Virginia Inn: Home of the Northwest Master and the Defiant Fry
Seattle painter Charles Stokes died this past April at the age of 64. According to his obituary, he was the last of the Northwest School; his wife said, "He never ran out of ideas." Above the bar at the Virginia Inn, home to a Stokes retrospective through August, hangs a row of these ideas committed to canvas: an Escher-esque work that provokes thoughts of avian flu; a Miró-ish abstract stab; a piece resembling nine illustrated turkey heads as seen on LSD; a geometric figure with its shadow and an unfortunate bowlike flourish; a couple experiments in primitivism; a sort of Dali-in-Egypt scene; a cartoon-style male-and-female human couple, close up, very involved with each other, and possibly French. Even without the three paintings of skeletons with exploding skulls—on the wall by the kitchen door, and perhaps the inspiration for the iconography of the Grateful Dead—it is a lot to digest.

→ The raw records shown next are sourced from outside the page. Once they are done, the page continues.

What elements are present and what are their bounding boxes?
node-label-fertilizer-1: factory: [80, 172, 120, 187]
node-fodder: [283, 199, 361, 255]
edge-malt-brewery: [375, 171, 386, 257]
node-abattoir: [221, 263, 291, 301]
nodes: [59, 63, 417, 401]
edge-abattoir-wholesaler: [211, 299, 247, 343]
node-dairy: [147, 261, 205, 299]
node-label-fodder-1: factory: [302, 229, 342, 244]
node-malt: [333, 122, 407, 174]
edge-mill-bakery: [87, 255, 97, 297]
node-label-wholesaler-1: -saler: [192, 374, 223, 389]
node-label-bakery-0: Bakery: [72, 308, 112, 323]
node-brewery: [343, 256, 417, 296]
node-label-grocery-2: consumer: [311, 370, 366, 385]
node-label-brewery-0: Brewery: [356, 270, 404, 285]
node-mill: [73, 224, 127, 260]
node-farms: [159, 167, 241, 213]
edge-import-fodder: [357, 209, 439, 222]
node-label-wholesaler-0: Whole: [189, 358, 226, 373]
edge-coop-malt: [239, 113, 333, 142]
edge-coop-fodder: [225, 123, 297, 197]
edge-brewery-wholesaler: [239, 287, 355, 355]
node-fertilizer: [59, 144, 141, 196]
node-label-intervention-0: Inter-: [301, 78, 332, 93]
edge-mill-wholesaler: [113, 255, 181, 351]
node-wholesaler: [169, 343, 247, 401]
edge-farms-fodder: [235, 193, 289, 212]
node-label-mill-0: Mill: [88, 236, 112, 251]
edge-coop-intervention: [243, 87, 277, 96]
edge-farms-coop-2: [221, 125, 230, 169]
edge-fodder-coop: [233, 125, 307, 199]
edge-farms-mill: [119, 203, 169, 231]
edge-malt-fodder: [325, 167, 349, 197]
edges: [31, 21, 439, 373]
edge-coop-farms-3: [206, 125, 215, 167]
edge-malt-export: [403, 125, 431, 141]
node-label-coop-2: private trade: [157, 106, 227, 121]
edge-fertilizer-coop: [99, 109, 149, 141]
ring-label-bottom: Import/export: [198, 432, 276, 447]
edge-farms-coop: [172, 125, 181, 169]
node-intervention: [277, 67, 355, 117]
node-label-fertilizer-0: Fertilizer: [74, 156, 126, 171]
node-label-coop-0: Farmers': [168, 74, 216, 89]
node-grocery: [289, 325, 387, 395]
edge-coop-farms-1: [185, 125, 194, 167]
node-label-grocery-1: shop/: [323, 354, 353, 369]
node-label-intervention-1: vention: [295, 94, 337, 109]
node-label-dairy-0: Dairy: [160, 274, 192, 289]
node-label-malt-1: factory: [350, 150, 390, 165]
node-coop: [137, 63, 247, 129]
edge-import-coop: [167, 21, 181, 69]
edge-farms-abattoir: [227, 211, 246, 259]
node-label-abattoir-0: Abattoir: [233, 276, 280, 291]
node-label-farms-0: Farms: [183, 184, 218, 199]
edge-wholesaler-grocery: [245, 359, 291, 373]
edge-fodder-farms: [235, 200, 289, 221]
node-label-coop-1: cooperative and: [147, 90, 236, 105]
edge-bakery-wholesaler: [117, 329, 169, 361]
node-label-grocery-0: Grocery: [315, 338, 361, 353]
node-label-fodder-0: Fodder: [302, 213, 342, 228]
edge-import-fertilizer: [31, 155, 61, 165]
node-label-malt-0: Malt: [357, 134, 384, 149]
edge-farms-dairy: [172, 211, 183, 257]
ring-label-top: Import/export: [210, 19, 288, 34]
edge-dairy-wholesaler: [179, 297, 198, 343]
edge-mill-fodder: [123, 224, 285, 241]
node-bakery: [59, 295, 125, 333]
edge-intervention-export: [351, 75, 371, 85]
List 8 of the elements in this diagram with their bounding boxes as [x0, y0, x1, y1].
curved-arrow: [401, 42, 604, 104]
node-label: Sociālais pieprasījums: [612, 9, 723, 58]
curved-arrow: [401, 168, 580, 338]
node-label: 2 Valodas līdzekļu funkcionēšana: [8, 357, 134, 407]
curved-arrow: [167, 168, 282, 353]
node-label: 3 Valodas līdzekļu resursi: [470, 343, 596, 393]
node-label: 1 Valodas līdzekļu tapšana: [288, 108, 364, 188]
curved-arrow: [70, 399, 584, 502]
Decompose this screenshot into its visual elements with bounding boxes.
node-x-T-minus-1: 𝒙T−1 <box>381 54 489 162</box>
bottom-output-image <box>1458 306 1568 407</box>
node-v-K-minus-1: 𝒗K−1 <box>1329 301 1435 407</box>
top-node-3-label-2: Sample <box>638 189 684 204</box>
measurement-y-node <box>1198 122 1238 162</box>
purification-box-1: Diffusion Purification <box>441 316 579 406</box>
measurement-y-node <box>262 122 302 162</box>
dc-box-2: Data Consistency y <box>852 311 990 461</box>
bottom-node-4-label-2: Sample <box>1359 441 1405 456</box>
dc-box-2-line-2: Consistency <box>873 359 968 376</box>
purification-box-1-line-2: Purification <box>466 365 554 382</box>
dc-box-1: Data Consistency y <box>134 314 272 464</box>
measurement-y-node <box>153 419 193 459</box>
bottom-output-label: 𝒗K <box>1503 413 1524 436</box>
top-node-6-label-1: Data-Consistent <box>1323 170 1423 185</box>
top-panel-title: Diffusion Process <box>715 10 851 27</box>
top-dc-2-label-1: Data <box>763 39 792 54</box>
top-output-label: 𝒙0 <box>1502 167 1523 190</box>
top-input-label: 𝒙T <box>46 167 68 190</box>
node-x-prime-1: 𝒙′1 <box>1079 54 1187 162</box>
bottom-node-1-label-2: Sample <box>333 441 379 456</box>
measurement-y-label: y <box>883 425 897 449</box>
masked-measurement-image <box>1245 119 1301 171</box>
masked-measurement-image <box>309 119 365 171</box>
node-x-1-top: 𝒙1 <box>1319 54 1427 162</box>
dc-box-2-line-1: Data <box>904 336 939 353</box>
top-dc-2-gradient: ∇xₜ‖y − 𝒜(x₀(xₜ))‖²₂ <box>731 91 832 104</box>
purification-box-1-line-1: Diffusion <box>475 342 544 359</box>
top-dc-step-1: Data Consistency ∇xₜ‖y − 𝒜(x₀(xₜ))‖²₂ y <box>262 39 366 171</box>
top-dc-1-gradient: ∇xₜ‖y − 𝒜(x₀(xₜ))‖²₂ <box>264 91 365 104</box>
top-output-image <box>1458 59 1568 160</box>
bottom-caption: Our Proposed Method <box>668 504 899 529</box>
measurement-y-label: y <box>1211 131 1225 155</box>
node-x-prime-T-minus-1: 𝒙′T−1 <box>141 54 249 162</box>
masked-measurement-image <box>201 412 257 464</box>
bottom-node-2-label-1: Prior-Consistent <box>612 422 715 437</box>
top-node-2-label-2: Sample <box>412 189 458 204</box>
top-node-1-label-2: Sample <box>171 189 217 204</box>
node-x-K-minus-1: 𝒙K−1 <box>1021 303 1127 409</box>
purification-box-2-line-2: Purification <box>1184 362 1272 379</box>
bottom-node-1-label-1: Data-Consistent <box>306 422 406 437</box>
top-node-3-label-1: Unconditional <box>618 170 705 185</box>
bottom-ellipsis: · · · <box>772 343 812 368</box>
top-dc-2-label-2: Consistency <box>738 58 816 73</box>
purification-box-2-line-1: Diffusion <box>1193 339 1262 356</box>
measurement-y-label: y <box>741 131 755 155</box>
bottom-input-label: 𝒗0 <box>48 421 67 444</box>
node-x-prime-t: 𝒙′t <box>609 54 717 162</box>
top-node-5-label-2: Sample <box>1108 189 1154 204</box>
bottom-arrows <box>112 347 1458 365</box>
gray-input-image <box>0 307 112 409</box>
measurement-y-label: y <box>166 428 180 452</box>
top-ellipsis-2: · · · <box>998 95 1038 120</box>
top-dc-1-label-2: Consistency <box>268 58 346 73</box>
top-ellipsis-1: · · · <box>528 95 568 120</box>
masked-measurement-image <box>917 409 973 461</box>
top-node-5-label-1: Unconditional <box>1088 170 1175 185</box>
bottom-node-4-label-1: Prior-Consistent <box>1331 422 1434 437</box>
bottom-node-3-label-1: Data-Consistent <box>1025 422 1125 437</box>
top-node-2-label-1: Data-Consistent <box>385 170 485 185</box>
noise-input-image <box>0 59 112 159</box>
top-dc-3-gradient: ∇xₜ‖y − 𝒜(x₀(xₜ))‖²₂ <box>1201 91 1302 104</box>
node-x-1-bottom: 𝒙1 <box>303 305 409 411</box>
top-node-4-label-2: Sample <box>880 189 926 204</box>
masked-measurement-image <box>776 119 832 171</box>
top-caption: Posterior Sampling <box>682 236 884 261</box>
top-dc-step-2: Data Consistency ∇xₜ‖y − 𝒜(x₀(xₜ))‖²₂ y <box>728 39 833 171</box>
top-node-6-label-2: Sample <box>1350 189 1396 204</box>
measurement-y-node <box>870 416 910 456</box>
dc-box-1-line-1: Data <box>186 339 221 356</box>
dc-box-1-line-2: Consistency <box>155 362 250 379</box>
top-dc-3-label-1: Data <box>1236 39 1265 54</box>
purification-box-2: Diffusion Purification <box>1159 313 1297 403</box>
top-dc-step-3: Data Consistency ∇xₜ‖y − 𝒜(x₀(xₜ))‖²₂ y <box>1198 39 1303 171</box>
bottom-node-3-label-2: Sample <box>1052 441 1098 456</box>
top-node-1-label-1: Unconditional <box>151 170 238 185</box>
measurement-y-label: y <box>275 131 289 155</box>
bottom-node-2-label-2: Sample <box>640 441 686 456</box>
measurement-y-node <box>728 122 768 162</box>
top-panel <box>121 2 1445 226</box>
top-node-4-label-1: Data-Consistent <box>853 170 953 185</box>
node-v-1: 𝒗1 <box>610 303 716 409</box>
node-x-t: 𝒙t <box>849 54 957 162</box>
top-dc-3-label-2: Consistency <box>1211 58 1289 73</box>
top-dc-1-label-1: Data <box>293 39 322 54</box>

The Virginia Inn, a Seattle institution since 1903, closed at the beginning of the year to expand, reopening in April. The antique mahogany bar was dismantled and moved, and matching floor tiles were imported from China (and lost for a time on the way). More of Stokes's art hangs in the dining room, which is separated by a half wall—you can't see much of it from the bar side, which is good if you don't want too many ideas with your drink. The bartender, explaining the exhibit, says he never would've guessed that one person painted all the paintings. Their diversity of style and technique is startling. Overheard: "He did violence to the entire canon."
The style of the patrons of the Virginia Inn tends toward fleece, cargo pockets, and earnest, low-key enjoyment of each other's and their own company. The sole nouveau-Belltown couple at the bar, serially embracing and taking innumerable self-portraits with a blinding camera-phone flash, stick out like two very annoying sore thumbs. Everyone resolutely ignores them. An older gentleman in a dapper green cap comes in and has a drink standing at the end of the bar, clearly a regular habit; sartorially, he puts this world to shame.
A foray into the dinner menu is not particularly rewarding: a peculiar (and not large) vegetarian version of the traditionally meat-laden muffuletta sandwich ($10) and a stringy French dip with watery jus ($9), with defiantly ungreasy, unaddictive accompanying fries. Entrées range up to $23, at which point one could be feasting at Le Pichet a few doors down. But those dining appear content. Like Stokes's paintings, the food is a matter of taste; the V.I.'s interior, however, remains a classic.